Direct Access File Modes
You may see this in 1st Gen (BBx) code:
rem Legacy: DIRECT file with fixed-size records
OPEN(1,"DIRECT",ISZ=128)"CUSTOMER.DAT"
READ RECORD(1, IND=42) rec$
WRITE RECORD(1, IND=42) rec$
CLOSE(1)
The modern equivalent:
rem Modern: MKEYED file with key-based access
chan = UNT
OPEN(chan)"CUSTOMER.DAT"
DIM rec$:"CUST_ID:C(10),NAME:C(30),BALANCE:N(12)"
READ RECORD(chan, KEY="CUST001") rec$
WRITE RECORD(chan) rec$
CLOSE(chan)
DIRECT files use index-based record positioning (IND=) -- the programmer must know the physical record number. SERIAL files use sequential access only. Both were pre-allocated to a fixed size. MKEYED files replaced them with key-based lookups, dynamic sizing, and multi-key support.
String-Packed Records
You may see this in 1st Gen and 2nd Gen code:
rem Legacy: manually packing fields into a fixed-width string
rec$ = "CUST001 Alice 00000100.00Y"
rem Fields at fixed byte positions:
rem Bytes 1-10: customer ID
rem Bytes 11-40: name
rem Bytes 41-51: balance
rem Byte 52: active flag
name$ = rec$(11, 30)
balance = num(rec$(41, 11))
The modern equivalent:
rem Modern: DIM with a string template for named field access
DIM rec$:"CUST_ID:C(10),NAME:C(30),BALANCE:N(12),ACTIVE:C(1)"
READ RECORD(chan, KEY=key$) rec$
print rec.NAME$
print rec.BALANCE
Before string templates, programmers tracked field offsets manually using byte positions. Any change to a field width required updating every line that referenced subsequent fields. Templates let you access fields by name (rec.NAME$) without manual offset math.
IOLIST for Field Mapping
You may see this in 2nd Gen and 3rd Gen code:
rem Legacy: IOLIST clause on READ for field-by-field parsing
READ(chan, KEY=key$, ERR=handler) IOL=custId$, name$, balance, active$
print name$
print balance
The modern equivalent:
rem Modern: DIM template + READ RECORD for named field access
DIM rec$:"CUST_ID:C(10),NAME:C(30),BALANCE:N(12),ACTIVE:C(1)"

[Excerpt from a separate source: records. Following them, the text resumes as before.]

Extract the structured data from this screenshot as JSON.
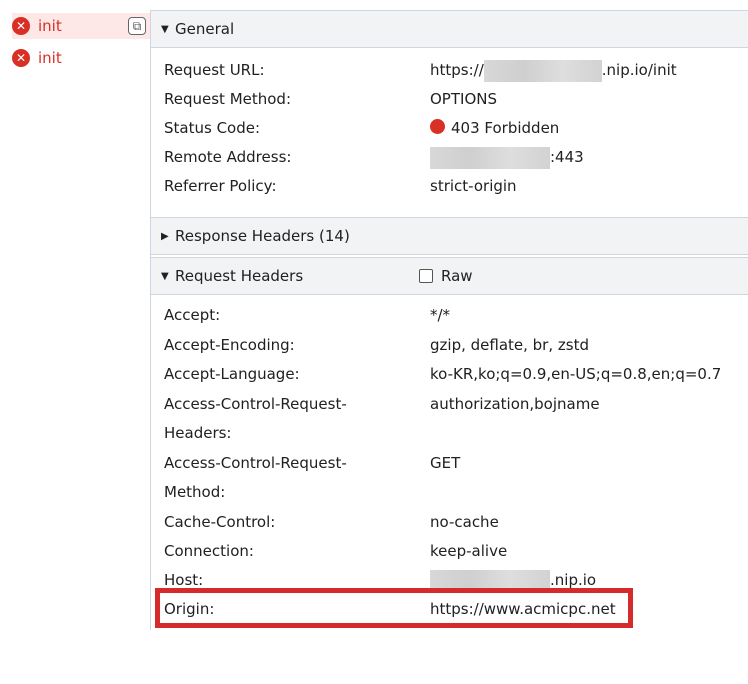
{
  "request_list": [
    {
      "name": "init",
      "selected": true
    },
    {
      "name": "init",
      "selected": false
    }
  ],
  "icons": {
    "error": "error-circle-icon",
    "copy": "copy-icon",
    "expand": "triangle-icon"
  },
  "colors": {
    "error": "#d93025",
    "highlight": "#d62b2b",
    "header_bg": "#f1f3f4"
  },
  "general": {
    "title": "General",
    "rows": [
      {
        "key": "Request URL:",
        "value_prefix": "https://",
        "value_suffix": ".nip.io/init"
      },
      {
        "key": "Request Method:",
        "value": "OPTIONS"
      },
      {
        "key": "Status Code:",
        "value": "403 Forbidden"
      },
      {
        "key": "Remote Address:",
        "value_suffix": ":443"
      },
      {
        "key": "Referrer Policy:",
        "value": "strict-origin"
      }
    ]
  },
  "response_headers": {
    "title": "Response Headers (14)"
  },
  "request_headers": {
    "title": "Request Headers",
    "raw_label": "Raw",
    "rows": [
      {
        "key": "Accept:",
        "value": "*/*"
      },
      {
        "key": "Accept-Encoding:",
        "value": "gzip, deflate, br, zstd"
      },
      {
        "key": "Accept-Language:",
        "value": "ko-KR,ko;q=0.9,en-US;q=0.8,en;q=0.7"
      },
      {
        "key": "Access-Control-Request-",
        "key2": "Headers:",
        "value": "authorization,bojname"
      },
      {
        "key": "Access-Control-Request-",
        "key2": "Method:",
        "value": "GET"
      },
      {
        "key": "Cache-Control:",
        "value": "no-cache"
      },
      {
        "key": "Connection:",
        "value": "keep-alive"
      },
      {
        "key": "Host:",
        "value_suffix": ".nip.io"
      },
      {
        "key": "Origin:",
        "value": "https://www.acmicpc.net"
      }
    ]
  }
}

READ RECORD(chan, KEY=key$, ERR=handler) rec$
print rec.NAME$
print rec.BALANCE
IOLIST (or IOL=) defines fields inline on the READ or WRITE statement, parsing them positionally into separate variables. This couples the field layout to every READ/WRITE statement. String templates centralize the layout in one DIM statement, and all reads and writes share the same structure.

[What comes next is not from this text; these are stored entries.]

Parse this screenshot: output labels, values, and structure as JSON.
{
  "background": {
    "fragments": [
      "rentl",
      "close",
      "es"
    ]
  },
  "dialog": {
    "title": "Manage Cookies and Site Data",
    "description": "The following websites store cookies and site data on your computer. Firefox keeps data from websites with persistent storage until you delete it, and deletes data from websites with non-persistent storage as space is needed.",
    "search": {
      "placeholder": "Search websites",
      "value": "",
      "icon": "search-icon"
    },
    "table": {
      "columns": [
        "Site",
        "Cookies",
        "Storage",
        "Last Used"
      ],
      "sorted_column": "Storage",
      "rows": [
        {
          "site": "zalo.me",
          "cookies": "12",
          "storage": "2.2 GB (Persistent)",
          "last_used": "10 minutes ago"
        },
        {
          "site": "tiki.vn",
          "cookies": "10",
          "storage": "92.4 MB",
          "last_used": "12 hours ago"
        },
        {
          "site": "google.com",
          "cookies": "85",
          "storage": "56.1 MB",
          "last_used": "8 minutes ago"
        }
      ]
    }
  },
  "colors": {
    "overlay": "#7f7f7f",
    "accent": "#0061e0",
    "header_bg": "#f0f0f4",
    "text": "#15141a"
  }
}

Channel-Number File Management
You may see this in 1st Gen and 2nd Gen code:
rem Legacy: hardcoded channel numbers, manual tracking
OPEN(1)"CUSTOMER.DAT"
OPEN(2)"ORDERS.DAT"
OPEN(3)"PRODUCTS.DAT"
rem ... code must remember which file is on which channel
READ RECORD(1, KEY=key$) cust$
READ RECORD(2, KEY=ordKey$) ord$
CLOSE(3)
CLOSE(2)
CLOSE(1)
The modern equivalent:
rem Modern: UNT for dynamic channel assignment
custChan = UNT; OPEN(custChan)"CUSTOMER.DAT"
ordChan = UNT; OPEN(ordChan)"ORDERS.DAT"
prodChan = UNT; OPEN(prodChan)"PRODUCTS.DAT"

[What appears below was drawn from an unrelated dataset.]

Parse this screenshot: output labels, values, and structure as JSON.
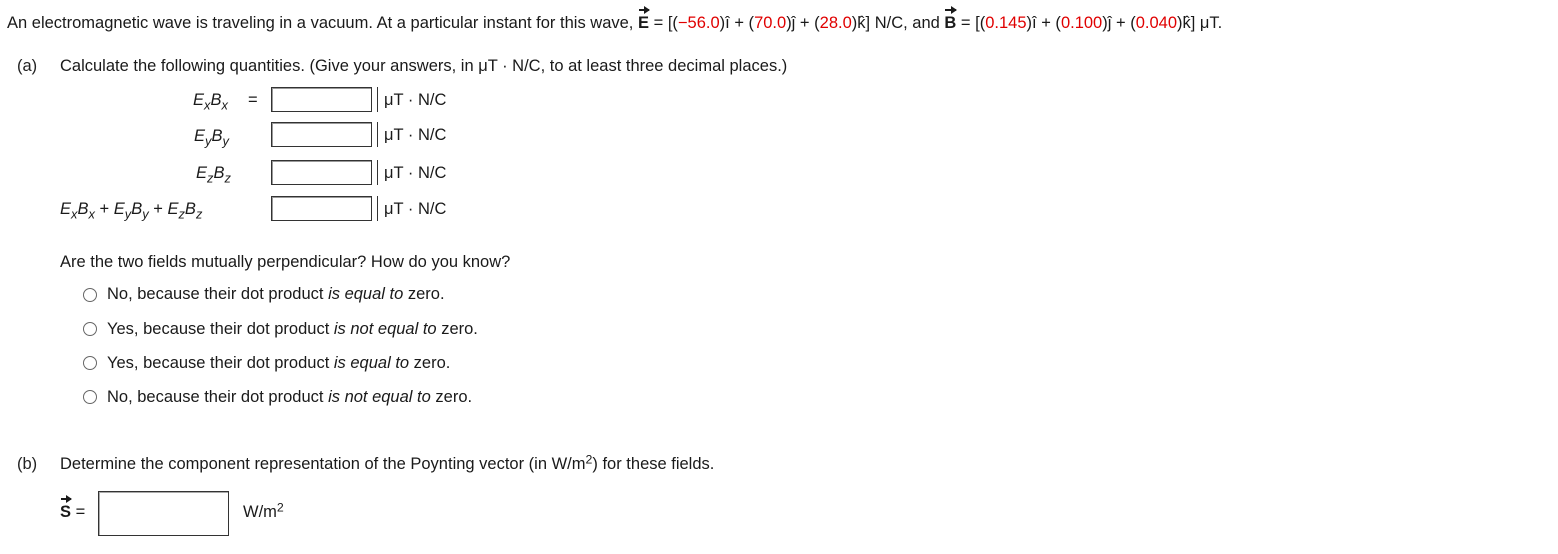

rem Descriptive variable names identify each channel
READ RECORD(custChan, KEY=key$) cust$
READ RECORD(ordChan, KEY=ordKey$) ord$
CLOSE(prodChan)
CLOSE(ordChan)
CLOSE(custChan)
Hardcoded channel numbers required programmers to maintain a mental map of which file lived on which number. Conflicts arose when subroutines used the same numbers as the calling code. UNT (unused channel) returns the next available channel, and storing it in a descriptive variable name makes the code self-documenting.